Vibrio metschnikovii

Scientific classification
- Domain: Bacteria
- Kingdom: Pseudomonadati
- Phylum: Pseudomonadota
- Class: Gammaproteobacteria
- Order: Vibrionales
- Family: Vibrionaceae
- Genus: Vibrio
- Species: V. metschnikovii
- Binomial name: Vibrio metschnikovii Gamaleia 1888

= Vibrio metschnikovii =

- Genus: Vibrio
- Species: metschnikovii
- Authority: Gamaleia 1888

Species of bacterium

Vibrio metschnikovii is a gram-negative species of bacteria found in freshwater and marine environments. V. metschnikovii is an emergent pathogen in humans, causing gastrointestinal disease and wound infections.

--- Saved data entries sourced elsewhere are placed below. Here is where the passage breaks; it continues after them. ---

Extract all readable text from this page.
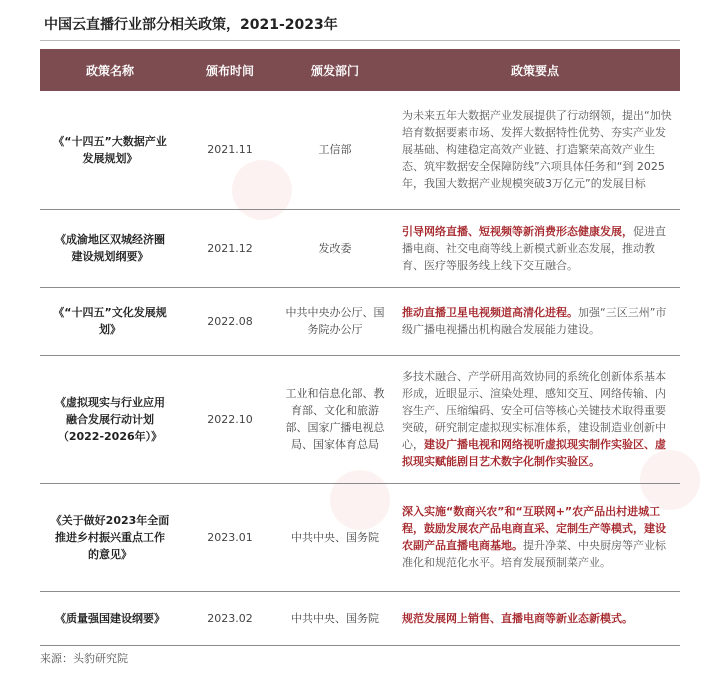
中国云直播行业部分相关政策，2021-2023年
政策名称	颁布时间	颁发部门	政策要点
《“十四五”大数据产业发展规划》	2021.11	工信部	为未来五年大数据产业发展提供了行动纲领，提出“加快培育数据要素市场、发挥大数据特性优势、夯实产业发展基础、构建稳定高效产业链、打造繁荣高效产业生态、筑牢数据安全保障防线”六项具体任务和“到 2025 年，我国大数据产业规模突破3万亿元”的发展目标
《成渝地区双城经济圈建设规划纲要》	2021.12	发改委	引导网络直播、短视频等新消费形态健康发展，促进直播电商、社交电商等线上新模式新业态发展，推动教育、医疗等服务线上线下交互融合。
《“十四五”文化发展规划》	2022.08	中共中央办公厅、国务院办公厅	推动直播卫星电视频道高清化进程。加强“三区三州”市级广播电视播出机构融合发展能力建设。
《虚拟现实与行业应用融合发展行动计划（2022-2026年）》	2022.10	工业和信息化部、教育部、文化和旅游部、国家广播电视总局、国家体育总局	多技术融合、产学研用高效协同的系统化创新体系基本形成，近眼显示、渲染处理、感知交互、网络传输、内容生产、压缩编码、安全可信等核心关键技术取得重要突破，研究制定虚拟现实标准体系，建设制造业创新中心，建设广播电视和网络视听虚拟现实制作实验区、虚拟现实赋能剧目艺术数字化制作实验区。
《关于做好2023年全面推进乡村振兴重点工作的意见》	2023.01	中共中央、国务院	深入实施“数商兴农”和“互联网+”农产品出村进城工程，鼓励发展农产品电商直采、定制生产等模式，建设农副产品直播电商基地。提升净菜、中央厨房等产业标准化和规范化水平。培育发展预制菜产业。
《质量强国建设纲要》	2023.02	中共中央、国务院	规范发展网上销售、直播电商等新业态新模式。
来源：头豹研究院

V. metschnikovii was named in honor of Russian biologist, Élie Metchnikoff.

== Characteristics ==
Vibrio metschnikovii is a halophilic gram-negative rod. It is a facultatively anaerobic bacterium and motile through a single polar flagellum. The species is catalase positive. V. metschnikovii is the only pathogenic Vibrio that is oxidase negative. V. metschnikovii grows readily on routine laboratory including TCBS agar and blood agar. Unlike most other Vibrio, V. metschnikovii is unable to reduce nitrate.

== Disease ==
Vibrio metschnikovii is an infrequent cause of disease in humans, with 13 cases reported between 1981 and 2014. In 2019, there were six reported cases of V. metschnikovii infections in the US in 2019.